Last June, when Synopsys unveiled its latest-generation DesignWare EV6x vision processor core, the company also introduced an 880-MAC, 12-bit convolutional neural network (CNN) companion processor, the CNN880. Although the CNN880 is optional for Synopsys customers using the EV6x, it's been a key factor (often the lead factor, in fact) in greater than 90% of EV6x customer engagements, according to Product Marketing Manager Gordon Cooper. And although a year ago, an 880-MAC architecture was at the high end of customers' compute requirements range, Cooper claims that it now undershoots many applications’ needs. As a result, and also likely in response to competitors' recent product introductions, Synopsys is preparing to release 1,760- and 3,530-MAC members of its CNN engine family (Figure 1).
Figure 1. Although the high-level block diagram of Synopsys' DesignWare EV6x vision processing core remains seemingly unchanged from last year's unveiling (top), the CNN engine has expanded into a three-variant family offering up to 3,530 12-bit MACs per second (bottom).
In a recent briefing, Cooper stressed that CNN engine remains an optional add-on, not a requirement. While a radar-only ADAS implementation, for example, might greatly value the DesignWare EV6x's vector DSP capabilities, it won't necessarily need deep learning acceleration; the same might be the case in an augmented reality design. However, CNN support is a key requirement for the bulk of the vision processing design opportunities Cooper foresees, often in combination with classic computer vision functions (Figure 2). And this year, he claims, the CNN1760 variant will be the mainstream option chosen by his customers, with last year's CNN880 relegated to entry-level implementations and the CNN3520 taking over the high-end mantle.
Figure 2. Classic computer vision techniques and deep learning are often combined in applications. The DesignWare EV6x's vector DSP and CNN processing capabilities support both approaches.
While competitor Cadence has chosen to implement 8x8 MACs in its Vision C5 CNN core, Synopsys for now is staying with 12x12 MACs. Cooper acknowledges that recent academic studies have shown good results with smaller data types, but he believes that the bulk of his customers aren't yet ready to make the leap of faith below 12-bit precision. And, Cooper says, Synopsys analysis suggests that a migration from 12-bit to 8-bit won't deliver even close to the same silicon area reduction as the previously claimed 50% shrink enjoyed based on moving 16-bit to 12-bit.
Like Cadence’s offering, and unlike CEVA’s, Synopsys' CNN engine natively processes all neural network layers; the CNN880, for example, includes 16 MACs tailored for fully connected layers with the remaining 864 intended for convolutional layers (CEVA's XM-6 acts as a neural network accelerator, directly handling convolutions but leveraging the companion vector DSP for other deep learning operations). Speaking of silicon area, the EV61CNN880 variant shown in Figure 1 consumes less than 1 mm2 on a 16 nm FinFET process, according to Cooper. All three CNN engine variants run at up to 1.28 GHz on that same fabrication foundation.
Synopsys has spent the last year not only expanding its core product line, but also enhancing the associated development tools. The company offers architecture-tailored versions of common OpenCV open-source computer vision library functions, along with an OpenVX framework. Cooper believes that Synopsys’ support of OpenCL C is unique. And Synopsys' CNN graph mapping tool offers ever-expanding support (now including AlexNet, GoogLeNet and SqueezeNet, along with customer-customized graphs), and will be extended beyond Caffe to also support the TensorFlow framework in October (Figure 3). Finally, Cooper points to the companion encryption cores included in Synopsys' IP product line, noting that an increasing number of customers require design security for their deep learning model coefficients and other parameters.

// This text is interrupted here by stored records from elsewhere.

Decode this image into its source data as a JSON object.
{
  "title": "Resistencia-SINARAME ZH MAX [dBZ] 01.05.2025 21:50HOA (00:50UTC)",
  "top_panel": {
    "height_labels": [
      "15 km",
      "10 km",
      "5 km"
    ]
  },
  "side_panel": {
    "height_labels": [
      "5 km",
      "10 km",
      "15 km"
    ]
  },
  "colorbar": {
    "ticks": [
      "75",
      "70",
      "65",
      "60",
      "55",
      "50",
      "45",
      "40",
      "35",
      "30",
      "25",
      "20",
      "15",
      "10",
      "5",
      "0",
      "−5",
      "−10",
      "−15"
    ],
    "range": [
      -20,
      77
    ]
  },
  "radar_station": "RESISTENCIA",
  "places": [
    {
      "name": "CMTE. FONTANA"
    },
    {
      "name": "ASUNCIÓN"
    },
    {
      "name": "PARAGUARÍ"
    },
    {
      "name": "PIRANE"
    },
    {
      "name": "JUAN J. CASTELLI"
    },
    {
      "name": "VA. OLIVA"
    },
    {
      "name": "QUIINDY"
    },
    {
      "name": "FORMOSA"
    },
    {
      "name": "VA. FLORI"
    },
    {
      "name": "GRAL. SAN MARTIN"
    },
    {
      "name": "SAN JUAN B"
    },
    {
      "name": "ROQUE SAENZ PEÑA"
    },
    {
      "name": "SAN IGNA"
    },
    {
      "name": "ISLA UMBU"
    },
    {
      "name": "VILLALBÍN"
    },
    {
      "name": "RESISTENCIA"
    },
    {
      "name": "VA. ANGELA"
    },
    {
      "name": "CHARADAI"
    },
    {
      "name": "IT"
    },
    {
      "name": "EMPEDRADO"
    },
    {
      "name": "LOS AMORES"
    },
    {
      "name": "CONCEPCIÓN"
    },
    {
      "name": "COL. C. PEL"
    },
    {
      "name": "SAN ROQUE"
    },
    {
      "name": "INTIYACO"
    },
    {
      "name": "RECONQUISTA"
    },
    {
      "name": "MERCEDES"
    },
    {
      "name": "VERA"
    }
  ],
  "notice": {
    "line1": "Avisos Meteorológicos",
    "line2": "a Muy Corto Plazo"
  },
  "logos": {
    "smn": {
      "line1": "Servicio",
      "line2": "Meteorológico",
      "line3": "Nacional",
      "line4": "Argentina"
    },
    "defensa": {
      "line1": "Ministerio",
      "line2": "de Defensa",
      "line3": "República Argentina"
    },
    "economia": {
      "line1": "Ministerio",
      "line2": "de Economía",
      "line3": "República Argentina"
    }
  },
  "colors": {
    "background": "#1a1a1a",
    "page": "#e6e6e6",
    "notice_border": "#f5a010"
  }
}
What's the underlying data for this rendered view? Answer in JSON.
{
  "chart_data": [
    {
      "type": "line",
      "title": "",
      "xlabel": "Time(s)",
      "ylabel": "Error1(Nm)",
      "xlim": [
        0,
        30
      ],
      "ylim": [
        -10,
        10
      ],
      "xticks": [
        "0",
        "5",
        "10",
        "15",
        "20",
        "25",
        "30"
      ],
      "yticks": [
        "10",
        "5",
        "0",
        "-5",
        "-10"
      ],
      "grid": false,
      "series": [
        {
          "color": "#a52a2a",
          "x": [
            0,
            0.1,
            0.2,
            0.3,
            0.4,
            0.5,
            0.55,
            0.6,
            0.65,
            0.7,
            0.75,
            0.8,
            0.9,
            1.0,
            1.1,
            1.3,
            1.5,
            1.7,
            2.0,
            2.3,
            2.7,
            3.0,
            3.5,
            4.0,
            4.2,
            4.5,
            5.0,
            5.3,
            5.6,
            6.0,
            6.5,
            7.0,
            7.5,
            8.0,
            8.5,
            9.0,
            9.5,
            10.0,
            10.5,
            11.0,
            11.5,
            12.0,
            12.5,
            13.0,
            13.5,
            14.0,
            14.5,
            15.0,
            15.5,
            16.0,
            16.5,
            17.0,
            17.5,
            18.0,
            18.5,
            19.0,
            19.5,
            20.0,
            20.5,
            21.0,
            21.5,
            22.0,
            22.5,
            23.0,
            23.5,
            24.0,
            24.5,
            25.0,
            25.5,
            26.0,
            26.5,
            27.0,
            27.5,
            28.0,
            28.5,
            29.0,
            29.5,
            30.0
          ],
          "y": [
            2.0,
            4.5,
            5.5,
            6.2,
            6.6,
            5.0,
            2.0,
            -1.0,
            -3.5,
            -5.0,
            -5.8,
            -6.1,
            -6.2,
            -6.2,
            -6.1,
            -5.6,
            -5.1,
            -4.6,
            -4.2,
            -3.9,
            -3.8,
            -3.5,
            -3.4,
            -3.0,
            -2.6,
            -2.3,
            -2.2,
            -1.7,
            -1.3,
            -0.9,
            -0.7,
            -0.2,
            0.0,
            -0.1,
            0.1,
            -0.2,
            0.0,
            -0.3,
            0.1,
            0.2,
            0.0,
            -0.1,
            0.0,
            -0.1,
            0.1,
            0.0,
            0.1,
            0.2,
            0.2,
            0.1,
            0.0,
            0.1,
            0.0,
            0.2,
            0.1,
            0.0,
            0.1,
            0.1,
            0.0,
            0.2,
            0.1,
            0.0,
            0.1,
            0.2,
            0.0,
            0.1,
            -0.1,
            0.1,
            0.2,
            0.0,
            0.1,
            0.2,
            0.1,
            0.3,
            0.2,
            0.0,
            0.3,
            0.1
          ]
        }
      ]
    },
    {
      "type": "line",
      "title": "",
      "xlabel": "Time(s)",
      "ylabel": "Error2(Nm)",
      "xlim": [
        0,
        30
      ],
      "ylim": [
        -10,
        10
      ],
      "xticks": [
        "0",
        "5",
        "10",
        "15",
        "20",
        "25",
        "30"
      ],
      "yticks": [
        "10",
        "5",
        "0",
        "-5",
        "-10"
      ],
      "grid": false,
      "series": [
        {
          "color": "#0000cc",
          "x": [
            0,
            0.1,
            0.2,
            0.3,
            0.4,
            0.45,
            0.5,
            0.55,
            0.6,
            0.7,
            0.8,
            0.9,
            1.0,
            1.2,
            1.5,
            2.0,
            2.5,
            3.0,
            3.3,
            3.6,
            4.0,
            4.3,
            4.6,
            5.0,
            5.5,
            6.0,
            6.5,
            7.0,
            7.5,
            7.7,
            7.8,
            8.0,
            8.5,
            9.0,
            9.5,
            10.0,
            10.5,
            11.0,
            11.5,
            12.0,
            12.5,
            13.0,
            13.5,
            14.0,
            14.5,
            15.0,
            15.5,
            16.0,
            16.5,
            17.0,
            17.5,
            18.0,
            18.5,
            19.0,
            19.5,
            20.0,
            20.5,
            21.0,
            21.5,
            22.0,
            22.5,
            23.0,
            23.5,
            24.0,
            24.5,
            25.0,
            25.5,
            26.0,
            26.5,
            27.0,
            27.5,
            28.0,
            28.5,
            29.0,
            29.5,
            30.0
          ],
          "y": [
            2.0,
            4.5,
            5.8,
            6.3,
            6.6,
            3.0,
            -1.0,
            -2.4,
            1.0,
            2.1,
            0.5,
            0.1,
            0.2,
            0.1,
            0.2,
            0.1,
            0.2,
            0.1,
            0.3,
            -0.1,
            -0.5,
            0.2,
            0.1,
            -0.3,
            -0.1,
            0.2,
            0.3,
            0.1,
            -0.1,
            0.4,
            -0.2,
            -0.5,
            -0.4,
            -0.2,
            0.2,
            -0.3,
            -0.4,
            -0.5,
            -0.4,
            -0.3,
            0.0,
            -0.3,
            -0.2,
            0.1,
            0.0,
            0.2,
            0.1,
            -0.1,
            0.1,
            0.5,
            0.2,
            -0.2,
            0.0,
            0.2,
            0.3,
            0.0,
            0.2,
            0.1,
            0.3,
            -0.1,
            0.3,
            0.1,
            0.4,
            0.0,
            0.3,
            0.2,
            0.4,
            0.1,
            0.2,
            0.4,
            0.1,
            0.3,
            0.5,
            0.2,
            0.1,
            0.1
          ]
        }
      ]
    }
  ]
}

Figure 3. Synopsys' graph mapping tool quantizes floating-point model sources into graphs compatible with the CNN engine's 12-bit MAC resources.
The CNN1760 and CNN3530 members of Synopsys' neural network processor IP family will be available for licensing beginning next month. The company's CNN graph mapping tool support is scheduled to expand beyond Caffe to also cover the TensorFlow framework beginning in October. For more information on Synopsys' CNN engine architecture and companion development tool suite, please see the company's two recent presentations at May's Embedded Vision Summit, "Designing Scalable Embedded Vision SoCs from Day 1" and "Moving CNNs from Academic Theory to Embedded Reality".